Kevin also fancied himself a DJ but had appalling taste in music. Granted, electronic music was still in its infancy, but Kevin preferred songs that sounded like that had come off a Commodore Amiga (long before chiptunes were hip, obviously). He gave my sister mix tapes, and she passed them on to me, and I listened with an equal mixture of befuddlement and antipathy.

At the end of one of his tapes, he put the “Always Look on the Bright Side of Life.” But stripped of its context, the song seemed odd to me. Kevin explained:  t’s funny because it’s sung by a group of men on crucifixes. Okay then. He pressed: Haven’t you ever seen Monty Python’s Life of Brian?

(Growing up, I was only ever a moderate Monty Python fan. It came on late night weekends on PBS, after The Benny Hill Show. I remember segments like the ‘Upper Class Twit of the Year’ but much of its free-associative surrealism escaped me. Even as a youngster, I demanded narrative cohesion.)

Under the guise of being a good little brother, I lent Kevin music that I thought was great. The Orb’s first album, The Orb’s Adventures Beyond the Ultraverse. The 4-disc This Mortal Coil boxset. The Future Sound of London’s Accelerator. But our tastes never converged. And anyway, Kevin soon joined the Navy and shipped off for training, and my sister found that an opportune time to break up with him. Alas, I never got my CDs back.

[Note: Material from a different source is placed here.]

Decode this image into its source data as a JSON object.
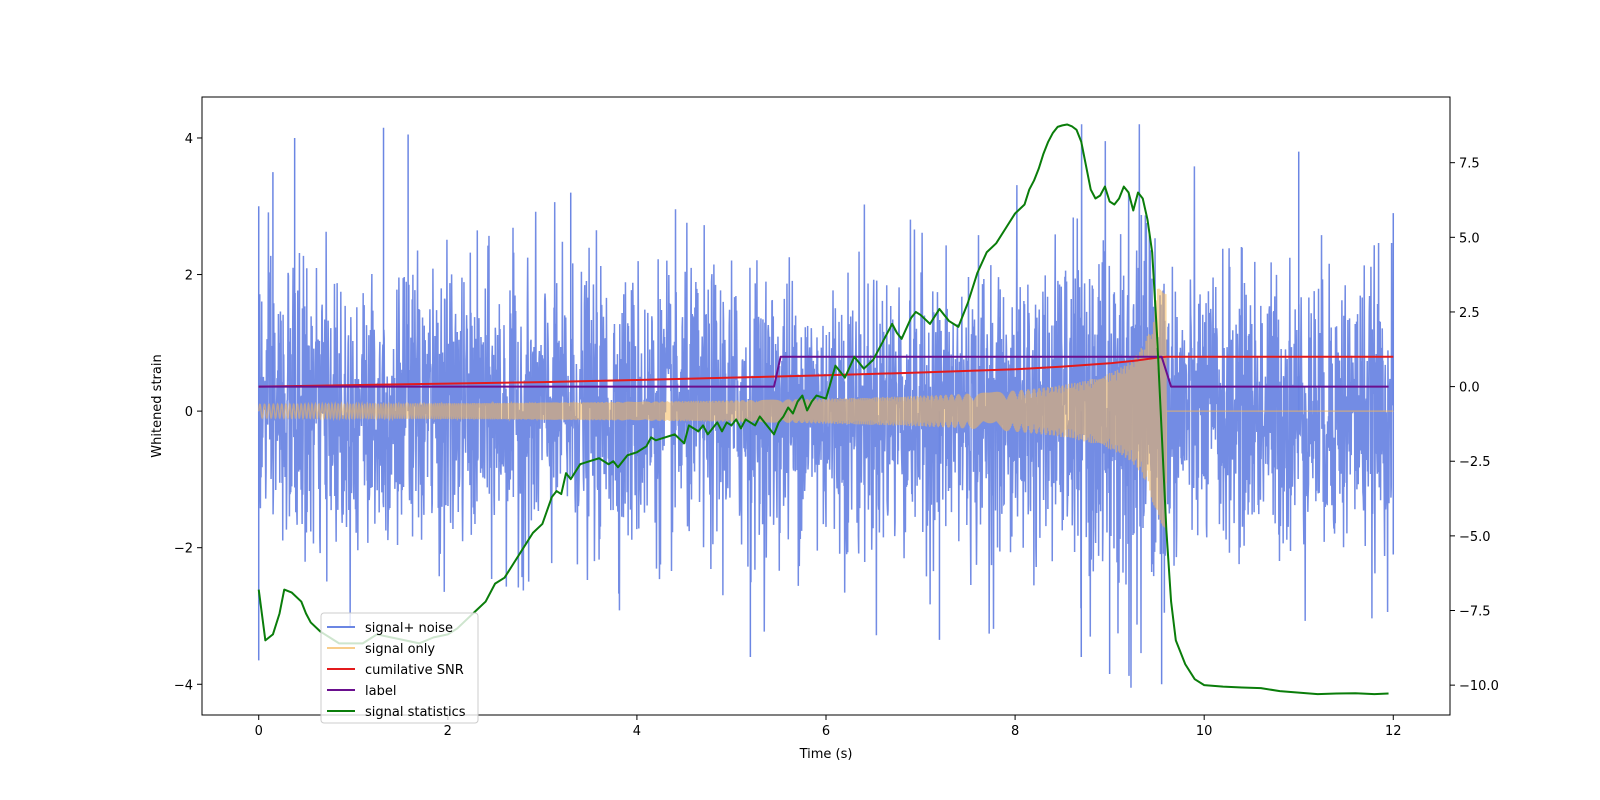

I ran into Kevin again, years later, after I had finished grad school and was working in a movie theater. He came in with a redhead sporting the librarian-by-day/roller-derby-by-night look. I recognized him immediately (confirmed I saw his credit card), but he didn’t recognize me. I wanted to say, “Hey, give me back my This Mortal Coil boxset”—but didn’t. Part of it was pride: since we met last, I had accomplished what exactly besides making lattes and slinging popcorn? The other part of it was: why bother? What would I say? ‘Hey, thanks for ruining the ending of The Life of Brian for me’?

Instead, I poured him a glass of wine and let him see his movie in peace. It goes without saying what song I hummed all night long.